With this app you can learn, at your own pace and on your own schedule, what some of Florida’s most unique towns and cities have to offer.
Here’s an overview of what you can experience via the Tarpon Springs app:
Where: Tarpon Springs
Number of stops: 10
Total time: 1 hour, 45 minutes
Author: Tina Bucuvalas, City of Tarpon Springs curator of arts and historical resources
Start: Sponge Docks
Sponge diving defines Tarpon Springs. Begun in the 1880s, the industry peaked in the first half of the 20th Century.
But as this tour shows, the Greek culture it birthed lives on in the food, architecture, music and, of course, the people.
There are American cities with larger Greek populations, but none with a greater percentage of residents with Greek heritage.
Thousands of people gather around Spring Bayou every Jan. 6 to watch teen boys dive for a cross in a celebration of Epiphany that has been going on for more than a century.
The story of the Sponge Docks is the story of Tarpon Springs, the focus of the town’s two most important industries: sponges and tourism.
It’s both a working dock and a tourist attraction, and has a fascinating history. St. Nicholas Boat Line is one of Florida’s oldest tourist attractions, taking visitors out on the Anclote River for a demonstration of hardhat sponge diving.
Nicholas Greek Orthodox Cathedral is the heart of the Greek spiritual community, a Byzantine wonder with 23 stained glass windows and the same marble used in the Acropolis.
Constructed around 1905, the wood frame Tsourakis/Meres Sponge Packing House is the oldest sponge packing plant recently in operation.
Spring Bayou, a serene spot for strolling (look for manatees!) and the site of the annual Epiphany celebration, the largest and most widely known in the United States in which young men brave the chilly January waters to retrieve a cross and the year of blessings that is said to come to the winner.
Two films popularized romantic ideas about the sponge industry and Tarpon Springs: “16 Fathoms Deep” (1948), with Lloyd Bridges and Lon Chaney, Jr., and “Beneath the 12-Mile Reef” (1953), with Gilbert Roland and Robert Wagner.
Things to Do
Don’t leave without a true taste of Tarpon Springs culture at one of the many locally owned and operated restaurants.
Try grilled octopus at Mykonos, lamb at Hellas, spanakopita at Costas. Be sure to seek out some baklava at one of several bakeries.

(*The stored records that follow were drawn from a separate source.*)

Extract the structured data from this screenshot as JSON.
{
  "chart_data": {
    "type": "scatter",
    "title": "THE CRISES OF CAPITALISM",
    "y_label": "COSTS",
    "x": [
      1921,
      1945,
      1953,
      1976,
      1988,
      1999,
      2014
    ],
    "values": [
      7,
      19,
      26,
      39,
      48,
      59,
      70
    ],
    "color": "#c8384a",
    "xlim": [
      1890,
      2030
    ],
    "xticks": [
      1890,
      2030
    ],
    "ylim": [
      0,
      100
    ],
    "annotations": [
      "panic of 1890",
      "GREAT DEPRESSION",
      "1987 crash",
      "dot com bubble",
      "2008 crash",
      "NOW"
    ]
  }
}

But not everything in town is Greek. St. Somewhere Brasserie is a renowned brewery in a warm and inviting pub atmosphere specializing in Belgian farmhouse ales.
Of course, as the tour explains, Tarpon Springs would not be what it is without sponges so if you have the time, consider a boat tour from one of several sponge dock operators offering myriad options: sponge diving exhibitions, nature and sightseeing tours, dolphin cruises and deep sea fishing.
Lots of sponge-related souvenirs can be had at one of the many shops that hug the streets leading away from the docks. And be sure to wander the winding streets around the docks for sponge-related souvenirs.